Doug Anderson 

on a lifetime living in North Sydney and recycling the past

Journalist and film critic Doug Anderson was born in Neutral Bay in 1944. In this interview and house tour, recorded in 2015, Doug uses his extraordinarily vivid memories of childhood to paint a word picture of life in Neutral Bay from the last months of World War Two to the 1950s and 1960s, when European immigrants started to change the longstanding Anglo-Celtic culture of the area.

Doug also recalls his family house, ‘Strathaird’ at No 4 Highview Avenue, where he grew up and his parents entertained regularly. He remembers the arrival of ‘the developers’ who proceeded to change the built environment as the old homes were torn down to build flats in the late 1950s and 1960s. ‘Strathaird’, built in the early 1900s, was demolished in the 1970s.
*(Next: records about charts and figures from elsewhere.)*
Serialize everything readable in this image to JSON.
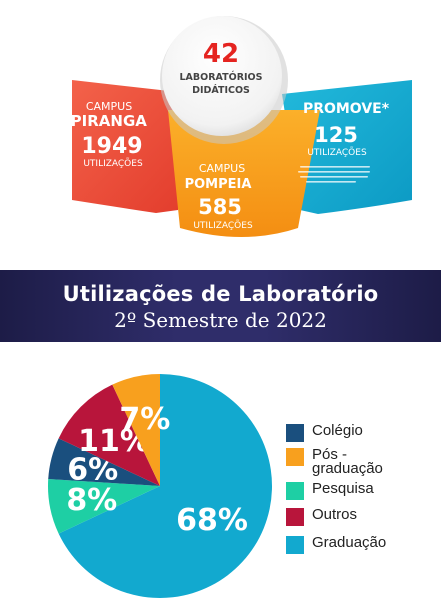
{
  "infographic": {
    "center": {
      "value": "42",
      "line1": "LABORATÓRIOS",
      "line2": "DIDÁTICOS"
    },
    "left": {
      "line1": "CAMPUS",
      "line2": "IPIRANGA",
      "value": "1949",
      "unit": "UTILIZAÇÕES"
    },
    "middle": {
      "line1": "CAMPUS",
      "line2": "POMPEIA",
      "value": "585",
      "unit": "UTILIZAÇÕES"
    },
    "right": {
      "line1": "PROMOVE*",
      "value": "125",
      "unit": "UTILIZAÇÕES"
    },
    "colors": {
      "left": "#ee4a36",
      "middle": "#f8a01e",
      "right": "#12a9cf",
      "accent": "#e52420"
    }
  },
  "banner": {
    "title": "Utilizações de Laboratório",
    "subtitle": "2º Semestre de 2022"
  },
  "chart_data": {
    "type": "pie",
    "start": "top-center, clockwise",
    "slices": [
      {
        "label": "Graduação",
        "value": 68,
        "display": "68%",
        "color": "#12a9cf"
      },
      {
        "label": "Pesquisa",
        "value": 8,
        "display": "8%",
        "color": "#1ecfa4"
      },
      {
        "label": "Colégio",
        "value": 6,
        "display": "6%",
        "color": "#1a4f7e"
      },
      {
        "label": "Outros",
        "value": 11,
        "display": "11%",
        "color": "#b8153b"
      },
      {
        "label": "Pós - graduação",
        "value": 7,
        "display": "7%",
        "color": "#f8a01e"
      }
    ],
    "legend": [
      {
        "label": "Colégio",
        "color": "#1a4f7e"
      },
      {
        "label": "Pós -\ngraduação",
        "color": "#f8a01e"
      },
      {
        "label": "Pesquisa",
        "color": "#1ecfa4"
      },
      {
        "label": "Outros",
        "color": "#b8153b"
      },
      {
        "label": "Graduação",
        "color": "#12a9cf"
      }
    ],
    "legend_position": "right"
  }
}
The era of relentless development and demolition created opportunities for a young man who loved the fabric of past eras. Doug eventually bought a small late 19th century timber cottage in North Sydney which he turned into an eclectic two-storey house, in ‘a slow evolutionary process’ that entailed the reuse of gates, doors and windows rescued from condemned buildings. Of the informal acquisition of his beloved stained-glass windows, destined for the tip, he remarks: ‘We called it liberating, if we got there first they were fair game. We were recycling them.’